Menurut Roni sapaan akrabnya, tindakan hukum terhadap Abdul Hatab berpotensi mengancam ruang kebebasan berpendapat.
“Hatab berbicara dalam forum resmi yang dilindungi undang-undang. Itu kritik publik, bukan pencemaran nama baik. Kalau kritik seperti ini dipidana, demokrasi kita mundur,” kata Roni kepada Media saat dimintai tanggapan, Selasa 09 September 2025.
Roni menegaskan, hukum harus mengedepankan keadilan substantif.
“Kalau pelapor mafia tanah justru dikriminalisasi, siapa yang berani melapor?
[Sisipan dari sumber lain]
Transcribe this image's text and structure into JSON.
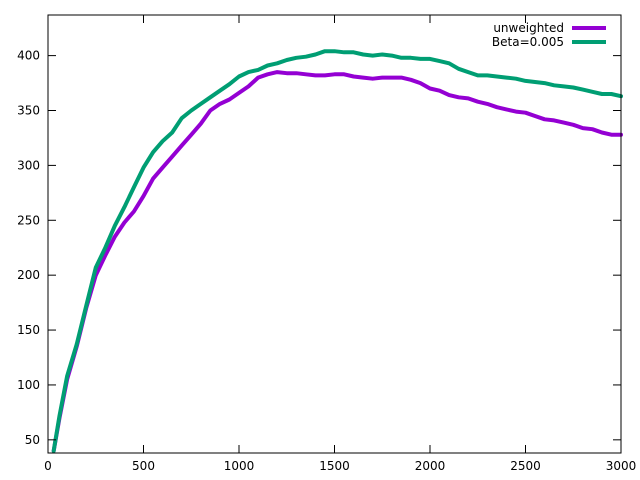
{
  "chart_data": {
    "type": "line",
    "title": "",
    "xlabel": "",
    "ylabel": "",
    "xlim": [
      0,
      3000
    ],
    "ylim": [
      38,
      437
    ],
    "xticks": [
      0,
      500,
      1000,
      1500,
      2000,
      2500,
      3000
    ],
    "yticks": [
      50,
      100,
      150,
      200,
      250,
      300,
      350,
      400
    ],
    "grid": false,
    "legend_position": "top-right",
    "series": [
      {
        "name": "unweighted",
        "color": "#9400d3",
        "x": [
          30,
          60,
          100,
          150,
          200,
          250,
          300,
          350,
          400,
          450,
          500,
          550,
          600,
          650,
          700,
          750,
          800,
          850,
          900,
          950,
          1000,
          1050,
          1100,
          1150,
          1200,
          1250,
          1300,
          1350,
          1400,
          1450,
          1500,
          1550,
          1600,
          1650,
          1700,
          1750,
          1800,
          1850,
          1900,
          1950,
          2000,
          2050,
          2100,
          2150,
          2200,
          2250,
          2300,
          2350,
          2400,
          2450,
          2500,
          2550,
          2600,
          2650,
          2700,
          2750,
          2800,
          2850,
          2900,
          2950,
          3000
        ],
        "y": [
          40,
          70,
          105,
          135,
          170,
          200,
          218,
          235,
          248,
          258,
          272,
          288,
          298,
          308,
          318,
          328,
          338,
          350,
          356,
          360,
          366,
          372,
          380,
          383,
          385,
          384,
          384,
          383,
          382,
          382,
          383,
          383,
          381,
          380,
          379,
          380,
          380,
          380,
          378,
          375,
          370,
          368,
          364,
          362,
          361,
          358,
          356,
          353,
          351,
          349,
          348,
          345,
          342,
          341,
          339,
          337,
          334,
          333,
          330,
          328,
          328
        ]
      },
      {
        "name": "Beta=0.005",
        "color": "#009e73",
        "x": [
          30,
          60,
          100,
          150,
          200,
          250,
          300,
          350,
          400,
          450,
          500,
          550,
          600,
          650,
          700,
          750,
          800,
          850,
          900,
          950,
          1000,
          1050,
          1100,
          1150,
          1200,
          1250,
          1300,
          1350,
          1400,
          1450,
          1500,
          1550,
          1600,
          1650,
          1700,
          1750,
          1800,
          1850,
          1900,
          1950,
          2000,
          2050,
          2100,
          2150,
          2200,
          2250,
          2300,
          2350,
          2400,
          2450,
          2500,
          2550,
          2600,
          2650,
          2700,
          2750,
          2800,
          2850,
          2900,
          2950,
          3000
        ],
        "y": [
          40,
          72,
          108,
          137,
          172,
          207,
          225,
          245,
          262,
          280,
          298,
          312,
          322,
          330,
          343,
          350,
          356,
          362,
          368,
          374,
          381,
          385,
          387,
          391,
          393,
          396,
          398,
          399,
          401,
          404,
          404,
          403,
          403,
          401,
          400,
          401,
          400,
          398,
          398,
          397,
          397,
          395,
          393,
          388,
          385,
          382,
          382,
          381,
          380,
          379,
          377,
          376,
          375,
          373,
          372,
          371,
          369,
          367,
          365,
          365,
          363
        ]
      }
    ]
  }
}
Ini preseden buruk,” ujarnya.
Sebelum dilaporkan, Abdul Hatab melalui FPPK-PS telah mengajukan pengaduan dugaan praktik suap di ATR/BPN Sumbawa kepada Satgas Anti Mafia Tanah Kejati NTB.
Berdasarkan dokumen yang diterima tersaji, laporan tersebut teregistrasi dengan Nomor Agenda 8197, diterima pada 15 November 2024, dengan surat tertanggal 11 November 2024 Nomor: 1.272/B/DPP/FPPK-PS/KP/XI/2024.
Isi surat pengaduan: Laporan/Pengaduan Dugaan ATR/BPN Sumbawa Menerima Suap.
“Ini bukti Abdul Hatab tidak asal bicara. Ia menempuh jalur resmi dan melapor ke lembaga negara. Harusnya dilindungi, bukan dikriminalisasi,” tegas Roni.
Roni menekankan bahwa Satgas Anti Mafia Tanah dibentuk pemerintah untuk memberantas mafia tanah. Hingga 2023, Satgas mengklaim berhasil mengungkap 86 kasus, menyelamatkan 8.018 hektare tanah, dan mengamankan aset senilai Rp 13 triliun.
Namun, laporan Abdul Hatab ke Kejati NTB belum menunjukkan perkembangan, sementara laporan dari oknum BPN justru melaju cepat.
“Kalau Satgas diam, orang akan takut melapor. Padahal pelapor adalah ujung tombak pemberantasan mafia tanah,” ucap Roni.
Menurut M Roni Pasarani, S.Ap, kriminalisasi pelapor mafia tanah bukan hanya persoalan hukum, tetapi juga ancaman terhadap demokrasi.
“Kalau ini dibiarkan, kita masuk era ketakutan. Demokrasi mati bukan karena senjata, tapi karena hukum yang disalahgunakan untuk membungkam kritik,” ujarnya.
Sebagai Ketua LAR dan Mahasiswa Fakultas Hukum Universitas Samawa, Roni menegaskan bahwa suara mahasiswa harus ikut mengawal keadilan.
“Kami siap bersuara. Perlindungan terhadap pelapor mafia tanah adalah tanggung jawab negara, dan kami akan mengawalnya sampai tuntas,” tutupnya.